I also tried getting twice-weekly massages, but this did not help. My theory is that my migraines were caused by stress, which again was caused by depression - so the massages didn't help enough, only when I started getting out of the depressive hole did the migraines give me a little breathing room.

These days I can see the connection pretty clearly - in a bad mental health week I'll be totally debilitated, while in a good week I won't have a single migraine.

(this might also have something to do with the fact that I generally eat well and exercise when I feel good, and when I'm depressed I stay on the couch and eat potato chips...heh.)

The only other thing that made a difference for me was to stop drinking diet soda.

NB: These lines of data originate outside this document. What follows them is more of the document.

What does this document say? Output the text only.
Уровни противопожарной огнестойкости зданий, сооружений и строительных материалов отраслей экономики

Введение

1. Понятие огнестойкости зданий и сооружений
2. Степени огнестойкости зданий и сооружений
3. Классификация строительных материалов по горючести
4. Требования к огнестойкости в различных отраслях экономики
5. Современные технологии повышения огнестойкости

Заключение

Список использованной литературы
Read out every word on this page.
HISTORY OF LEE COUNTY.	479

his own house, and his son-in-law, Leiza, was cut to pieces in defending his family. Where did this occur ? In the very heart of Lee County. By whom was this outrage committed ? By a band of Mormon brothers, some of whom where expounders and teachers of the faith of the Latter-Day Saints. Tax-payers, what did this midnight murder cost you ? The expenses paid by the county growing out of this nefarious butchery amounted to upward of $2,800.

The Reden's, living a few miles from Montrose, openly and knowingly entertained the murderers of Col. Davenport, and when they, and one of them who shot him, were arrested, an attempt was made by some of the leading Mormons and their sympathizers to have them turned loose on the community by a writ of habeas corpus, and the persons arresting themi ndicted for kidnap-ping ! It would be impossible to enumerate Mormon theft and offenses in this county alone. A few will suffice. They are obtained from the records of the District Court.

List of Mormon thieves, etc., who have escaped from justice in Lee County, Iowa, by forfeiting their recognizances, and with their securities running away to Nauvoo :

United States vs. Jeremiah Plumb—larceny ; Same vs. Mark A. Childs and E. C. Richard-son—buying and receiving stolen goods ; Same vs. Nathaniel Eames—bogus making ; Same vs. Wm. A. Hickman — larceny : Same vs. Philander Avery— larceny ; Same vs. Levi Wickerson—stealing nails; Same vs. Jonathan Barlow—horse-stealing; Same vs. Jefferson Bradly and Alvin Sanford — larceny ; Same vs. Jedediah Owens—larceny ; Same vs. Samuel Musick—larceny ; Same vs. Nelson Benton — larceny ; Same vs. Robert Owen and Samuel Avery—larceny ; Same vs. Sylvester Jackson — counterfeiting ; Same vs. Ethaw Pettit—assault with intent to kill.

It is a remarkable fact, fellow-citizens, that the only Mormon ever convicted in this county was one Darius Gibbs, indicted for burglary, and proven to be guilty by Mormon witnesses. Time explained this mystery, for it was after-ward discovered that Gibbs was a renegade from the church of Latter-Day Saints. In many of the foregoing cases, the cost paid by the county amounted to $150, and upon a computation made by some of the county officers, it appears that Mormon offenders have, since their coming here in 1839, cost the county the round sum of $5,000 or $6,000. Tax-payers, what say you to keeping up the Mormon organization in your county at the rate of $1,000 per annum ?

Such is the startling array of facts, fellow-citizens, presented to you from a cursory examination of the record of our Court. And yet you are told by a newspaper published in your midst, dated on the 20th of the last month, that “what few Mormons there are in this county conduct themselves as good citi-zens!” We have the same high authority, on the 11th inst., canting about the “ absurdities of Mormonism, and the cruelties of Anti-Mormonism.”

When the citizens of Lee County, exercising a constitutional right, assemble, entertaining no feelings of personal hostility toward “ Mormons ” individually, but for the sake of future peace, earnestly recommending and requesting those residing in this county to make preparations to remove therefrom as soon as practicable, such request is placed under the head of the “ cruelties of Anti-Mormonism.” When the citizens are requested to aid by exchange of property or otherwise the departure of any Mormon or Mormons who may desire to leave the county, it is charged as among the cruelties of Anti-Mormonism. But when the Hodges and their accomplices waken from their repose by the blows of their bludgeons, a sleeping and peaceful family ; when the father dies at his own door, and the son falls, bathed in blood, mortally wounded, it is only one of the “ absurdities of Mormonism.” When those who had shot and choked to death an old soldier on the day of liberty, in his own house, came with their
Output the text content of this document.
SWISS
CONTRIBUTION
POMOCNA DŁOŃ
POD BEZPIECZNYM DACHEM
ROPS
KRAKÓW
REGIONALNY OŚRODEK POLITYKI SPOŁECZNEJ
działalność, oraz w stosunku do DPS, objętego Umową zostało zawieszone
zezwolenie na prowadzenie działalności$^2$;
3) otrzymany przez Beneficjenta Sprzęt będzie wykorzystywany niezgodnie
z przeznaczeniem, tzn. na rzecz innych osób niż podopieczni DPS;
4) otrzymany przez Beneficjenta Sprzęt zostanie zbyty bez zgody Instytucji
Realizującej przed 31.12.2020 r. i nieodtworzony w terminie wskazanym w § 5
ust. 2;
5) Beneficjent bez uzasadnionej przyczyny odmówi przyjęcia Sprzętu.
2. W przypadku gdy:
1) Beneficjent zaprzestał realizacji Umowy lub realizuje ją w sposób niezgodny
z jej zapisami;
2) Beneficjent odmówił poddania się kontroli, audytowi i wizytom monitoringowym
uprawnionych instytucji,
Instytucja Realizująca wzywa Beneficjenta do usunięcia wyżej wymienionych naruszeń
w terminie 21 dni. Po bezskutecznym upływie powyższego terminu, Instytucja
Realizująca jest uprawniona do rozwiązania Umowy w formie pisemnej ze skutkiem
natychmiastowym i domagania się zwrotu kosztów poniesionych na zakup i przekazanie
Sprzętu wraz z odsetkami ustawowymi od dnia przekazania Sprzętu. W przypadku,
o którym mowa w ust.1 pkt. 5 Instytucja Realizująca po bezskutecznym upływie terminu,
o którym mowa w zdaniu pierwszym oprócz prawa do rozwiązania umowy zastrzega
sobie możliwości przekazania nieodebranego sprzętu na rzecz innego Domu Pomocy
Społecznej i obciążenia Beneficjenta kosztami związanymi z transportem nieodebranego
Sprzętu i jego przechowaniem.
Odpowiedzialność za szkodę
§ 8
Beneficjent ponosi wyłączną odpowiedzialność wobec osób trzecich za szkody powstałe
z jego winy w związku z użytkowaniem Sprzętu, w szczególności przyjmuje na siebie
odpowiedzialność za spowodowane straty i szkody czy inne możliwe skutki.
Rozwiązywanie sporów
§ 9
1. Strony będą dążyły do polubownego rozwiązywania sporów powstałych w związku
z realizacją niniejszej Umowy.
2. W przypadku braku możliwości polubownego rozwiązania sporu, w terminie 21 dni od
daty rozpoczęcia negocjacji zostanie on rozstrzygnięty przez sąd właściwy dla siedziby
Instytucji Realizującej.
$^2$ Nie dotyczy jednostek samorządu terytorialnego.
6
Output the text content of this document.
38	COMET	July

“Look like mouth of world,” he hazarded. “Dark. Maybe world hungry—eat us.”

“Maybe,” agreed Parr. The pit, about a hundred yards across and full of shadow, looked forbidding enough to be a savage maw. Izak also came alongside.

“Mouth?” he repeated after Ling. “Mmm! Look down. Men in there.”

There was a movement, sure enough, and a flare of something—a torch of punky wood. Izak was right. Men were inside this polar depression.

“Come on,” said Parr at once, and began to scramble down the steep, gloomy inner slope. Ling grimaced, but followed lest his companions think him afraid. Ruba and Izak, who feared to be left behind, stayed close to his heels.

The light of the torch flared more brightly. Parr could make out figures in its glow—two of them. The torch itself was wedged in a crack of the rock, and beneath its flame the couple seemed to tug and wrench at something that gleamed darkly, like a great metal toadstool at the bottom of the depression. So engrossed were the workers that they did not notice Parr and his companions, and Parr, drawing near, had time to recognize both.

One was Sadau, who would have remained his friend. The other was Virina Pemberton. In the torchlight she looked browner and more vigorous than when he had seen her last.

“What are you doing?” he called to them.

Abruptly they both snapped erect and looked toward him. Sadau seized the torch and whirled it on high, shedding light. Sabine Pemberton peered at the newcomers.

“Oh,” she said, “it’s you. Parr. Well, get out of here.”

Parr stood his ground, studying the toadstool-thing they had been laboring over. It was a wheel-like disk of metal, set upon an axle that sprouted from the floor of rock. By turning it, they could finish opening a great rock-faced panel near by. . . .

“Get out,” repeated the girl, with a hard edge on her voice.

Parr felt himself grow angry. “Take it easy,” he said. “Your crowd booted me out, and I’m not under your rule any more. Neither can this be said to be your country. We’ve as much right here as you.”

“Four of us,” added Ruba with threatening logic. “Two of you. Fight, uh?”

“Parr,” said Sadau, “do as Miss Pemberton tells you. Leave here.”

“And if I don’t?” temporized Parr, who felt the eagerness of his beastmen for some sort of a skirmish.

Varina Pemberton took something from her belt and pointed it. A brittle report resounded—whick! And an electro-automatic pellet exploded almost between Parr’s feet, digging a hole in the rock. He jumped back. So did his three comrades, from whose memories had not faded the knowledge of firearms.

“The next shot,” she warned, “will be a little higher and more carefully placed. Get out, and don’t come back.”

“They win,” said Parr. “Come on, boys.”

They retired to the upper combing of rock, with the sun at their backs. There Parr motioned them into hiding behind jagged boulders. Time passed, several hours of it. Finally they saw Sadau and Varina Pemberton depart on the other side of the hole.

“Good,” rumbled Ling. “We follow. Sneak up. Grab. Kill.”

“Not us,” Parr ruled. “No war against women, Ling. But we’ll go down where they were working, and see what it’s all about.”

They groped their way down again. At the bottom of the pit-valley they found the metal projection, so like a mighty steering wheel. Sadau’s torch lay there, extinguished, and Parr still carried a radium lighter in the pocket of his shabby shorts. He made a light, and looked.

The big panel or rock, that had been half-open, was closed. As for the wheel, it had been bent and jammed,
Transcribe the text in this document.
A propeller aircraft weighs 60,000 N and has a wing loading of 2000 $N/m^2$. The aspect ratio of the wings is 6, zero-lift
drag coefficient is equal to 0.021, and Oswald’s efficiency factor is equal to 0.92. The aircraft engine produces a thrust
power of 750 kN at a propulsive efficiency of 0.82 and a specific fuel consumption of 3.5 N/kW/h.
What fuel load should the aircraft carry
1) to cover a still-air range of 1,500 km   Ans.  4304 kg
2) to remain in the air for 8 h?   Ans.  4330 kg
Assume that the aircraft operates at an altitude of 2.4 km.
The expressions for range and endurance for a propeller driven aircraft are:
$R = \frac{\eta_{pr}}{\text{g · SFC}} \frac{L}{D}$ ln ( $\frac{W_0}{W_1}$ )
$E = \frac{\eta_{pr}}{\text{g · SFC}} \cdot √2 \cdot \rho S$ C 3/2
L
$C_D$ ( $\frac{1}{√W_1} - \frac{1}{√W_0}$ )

Anyway, sorry for rambling on here, I didn't mean for it to be this long! I hope you will keep posting your findings - I still get exertion migraines when I exercise too hard, which could really mess things up if I'm going on any strenuous backpacking trips this summer... :(

10:12 PM  
Anonymous Anonymous said...

I feel for Stacy. I too have suffered from Migraines for 18+ years. I get both kinds of migraine - the classic (Aureal) and the common. My neurologist had tried multiple meds over the years...from Midrin to Maxalt, Imitrex, Topomax and others I can't even remember. The Midrin works on the classic and luckily those only happen after intense periods of stress, but the symptoms usually only last for a day. Without midrin the treatment usually involves laying down in a darkened room and getting a lot of sleep. The doctors have yet to find anything that will take away the pain on the common migraine. I had the melt on your tongue Maxalt that once dissolved felt as if I had drunk an entire can or rootbeer through my nose and did nothing for the pain. The topomax for me was deadly. I began having severe mood swings, dancing lights, loss of taste, loss of appetite, extreme intestinal cramps, etc. In order to get off it I had to cut back the dosage before stopping entirely. Once I was off it I suffered from what felt like electric shocks through my head for several weeks afterwards. So please be very careful with the stuff. I wish you the best.